In order to get clean, a user must have a devastating moment (or moments) of clarity; the moment when reality bitch slaps him across the face.

One person recalls his wake up call. “One day, I caught my reflection in the mirror. I was like white as a ghost, and the whites of my eyes were a nasty shade of yellow… I never intended on becoming addicted.”

“It cost me my relationship. Which drove me deeper. Living on my own, prescribed Adderall and Ativan, I turned to heroin as well… My life was so depressing to me that being high or dead was better.”

A former heroin user remarks, “Life as an user was meaningless. The only thing that mattered was getting high. Life itself no longer mattered. And my soul had always sought depth. It quickly got to the point where I didn’t see any reason in anything at all.”

I can recall the moment I clearly witnessed the ugliness of my drug use. A couple came over to get high. And they brought their nine year old daughter. My conscience was obviously in some tact because instead of getting my fix, I entertained the little girl. In that moment, I knew I wanted out.”
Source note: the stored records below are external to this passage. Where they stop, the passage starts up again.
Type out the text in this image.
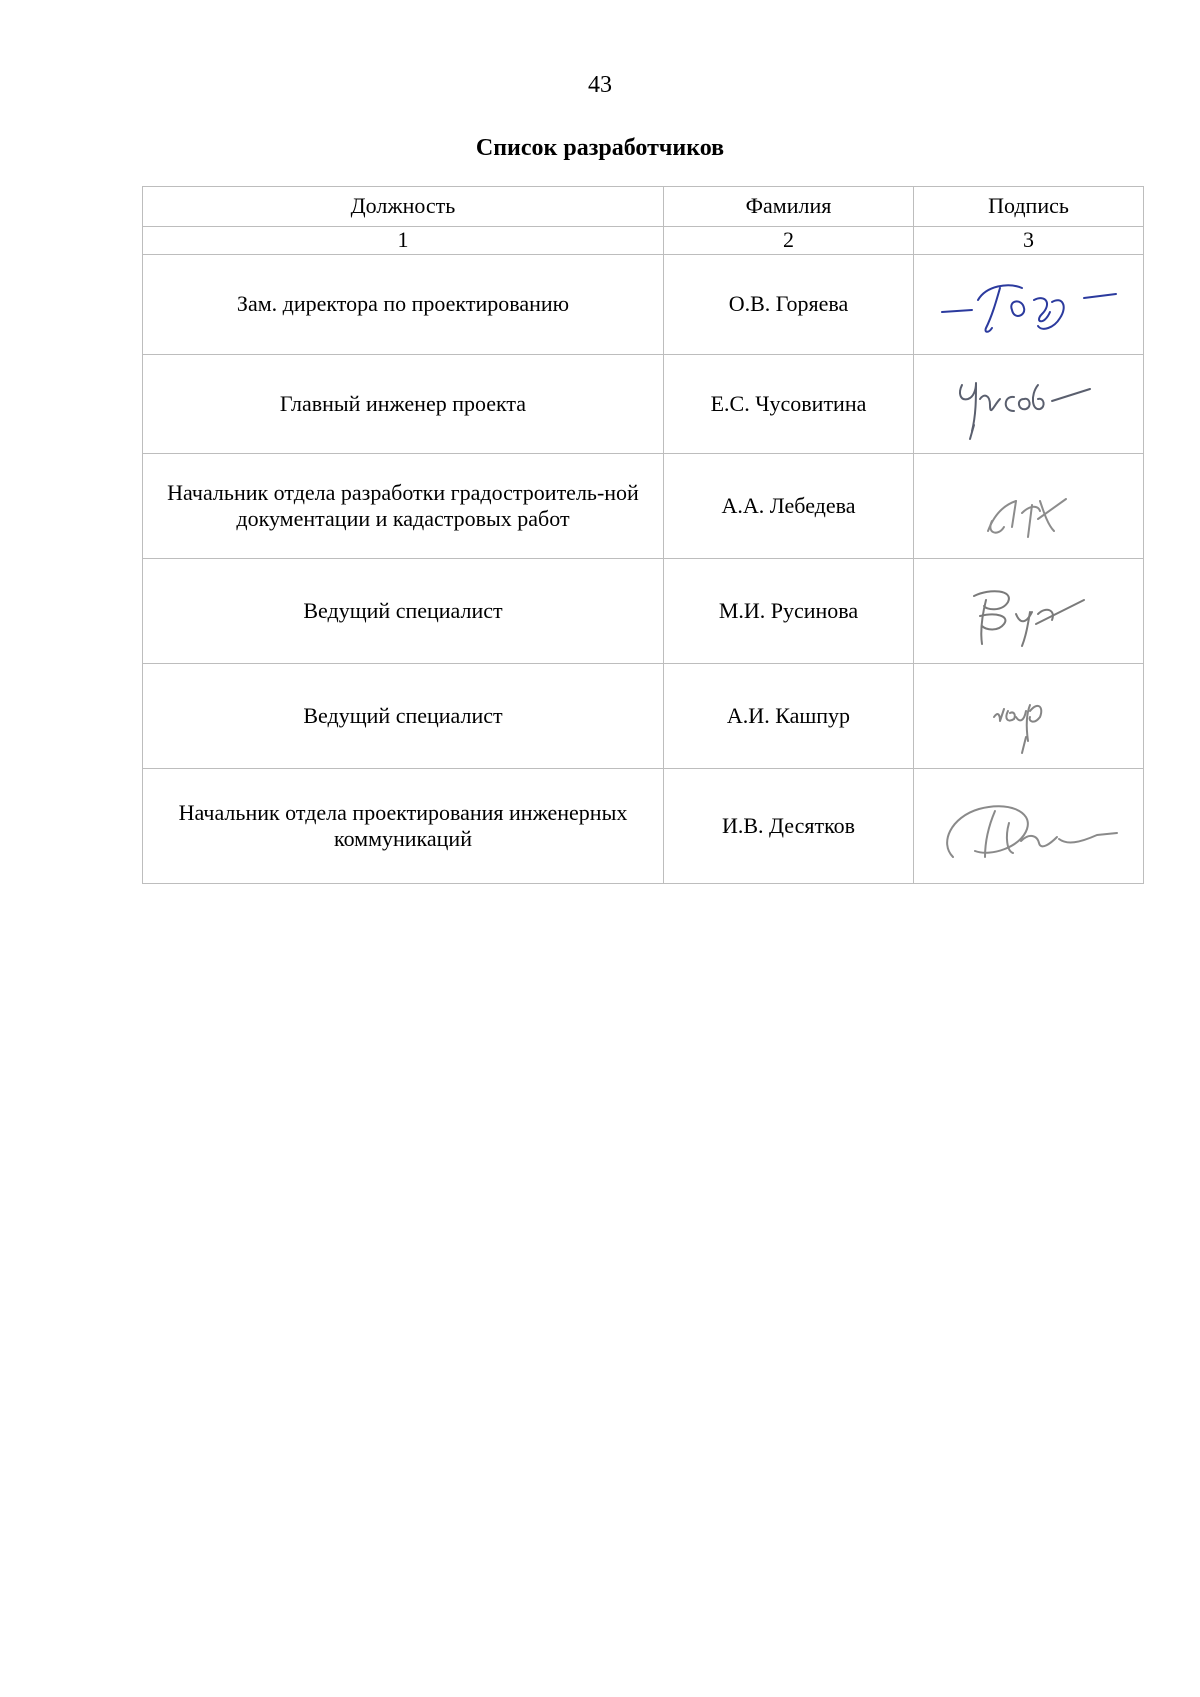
43
Список разработчиков
Должность	Фамилия	Подпись
1	2	3
Зам. директора по проектированию	О.В. Горяева	

Главный инженер проекта	Е.С. Чусовитина	

Начальник отдела разработки градостроитель-ной документации и кадастровых работ	А.А. Лебедева	

Ведущий специалист	М.И. Русинова	

Ведущий специалист	А.И. Кашпур	

Начальник отдела проектирования инженерных коммуникаций	И.В. Десятков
In the year 2000, research showed addiction acted as a medical condition. Dr. A. Thomas McLellan found that addiction acts similar to other conditions such as hypertension or diabetes. Choice does play a role, but that alone does not lead to addiction. Genetics and environment factors also play a crucial part.

Every addict has a reason they first try a substance. Addiction never seems like a consequence. Many addicts are self medicating, attempting to deal with trauma in a world that doesn’t give a shit about others. And once in the grip of drugs, it’s incredibly difficult to find a way out. The only choice is getting high or being in pain. That is until we ask for help.


All interviewees wish to remain anonymous.